Here we are, the first State to pass hoky legislation requiring labeling of GMO foods because? They are bad for you?
So now we borrow..“Malloy was able to get about $254 million in bonding approved to add to the $362 million already approved by the legislature in 2010,” a few more millions to invest on genomics or GMP, Genetically Modified People, at least drugs and other non natural stuff. A little bit of a conundrum maybe?
I like the part about the trip to Maine,.. “legislators did on their own in compliance with the Office of State Ethics.” Is this the office that Dannel was trying to abolish through consolidation. This would be the one agency that needs to stay separate from all others. How else can they stay ethical?
If it wasn’t such an obvious scam they are pulling it would be funny.

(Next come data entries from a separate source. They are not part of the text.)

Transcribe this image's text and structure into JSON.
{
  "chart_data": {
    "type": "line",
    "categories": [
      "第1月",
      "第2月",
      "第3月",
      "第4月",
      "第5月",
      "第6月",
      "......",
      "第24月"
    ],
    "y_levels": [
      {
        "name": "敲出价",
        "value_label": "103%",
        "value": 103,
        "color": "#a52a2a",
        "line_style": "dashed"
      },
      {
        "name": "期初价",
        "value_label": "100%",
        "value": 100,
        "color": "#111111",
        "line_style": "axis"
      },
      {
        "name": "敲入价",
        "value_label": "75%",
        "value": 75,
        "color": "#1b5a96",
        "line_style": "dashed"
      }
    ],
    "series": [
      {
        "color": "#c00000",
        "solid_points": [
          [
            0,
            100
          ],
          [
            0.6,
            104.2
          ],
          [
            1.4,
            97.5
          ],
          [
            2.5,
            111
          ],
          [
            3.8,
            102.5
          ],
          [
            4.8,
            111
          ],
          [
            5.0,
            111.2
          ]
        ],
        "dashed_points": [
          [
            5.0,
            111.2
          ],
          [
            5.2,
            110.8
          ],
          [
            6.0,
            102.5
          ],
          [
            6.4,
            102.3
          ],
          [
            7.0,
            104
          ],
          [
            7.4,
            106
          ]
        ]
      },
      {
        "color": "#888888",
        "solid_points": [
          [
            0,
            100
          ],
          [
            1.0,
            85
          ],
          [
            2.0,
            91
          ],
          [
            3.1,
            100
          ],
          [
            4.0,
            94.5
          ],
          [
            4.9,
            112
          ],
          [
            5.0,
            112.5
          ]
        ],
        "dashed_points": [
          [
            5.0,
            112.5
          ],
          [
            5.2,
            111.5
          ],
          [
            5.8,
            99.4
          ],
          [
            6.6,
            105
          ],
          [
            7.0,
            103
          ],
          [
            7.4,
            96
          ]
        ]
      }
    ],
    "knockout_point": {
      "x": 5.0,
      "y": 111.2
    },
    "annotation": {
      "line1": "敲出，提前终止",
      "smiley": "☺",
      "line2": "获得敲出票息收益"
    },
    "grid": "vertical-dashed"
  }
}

posted by: DirtyJobsGUy | September 5, 2013  10:46am

Just like with Movies, everybody wants to get into Bioscience (and has for the last 20 years).  The fiction is that bioscience has such insane profit margins that it overwhelms the high costs in states like CT.  But commercial bioscience is in two areas - Agricultural and Pharmaceutical.  Ag is concentrated in Farm states and outfits like Monsanto so CT is left with Pharma.  New treatments will accumulate huge development expenses that depend on sufficient sales to have a decent return.  Just like any business, controlling costs is important.  So while labs and initial R&D are located in university or other areas,  production will be in lower cost areas. 

Bottom line Bioscience will not be the total savior Malloy and others present it as.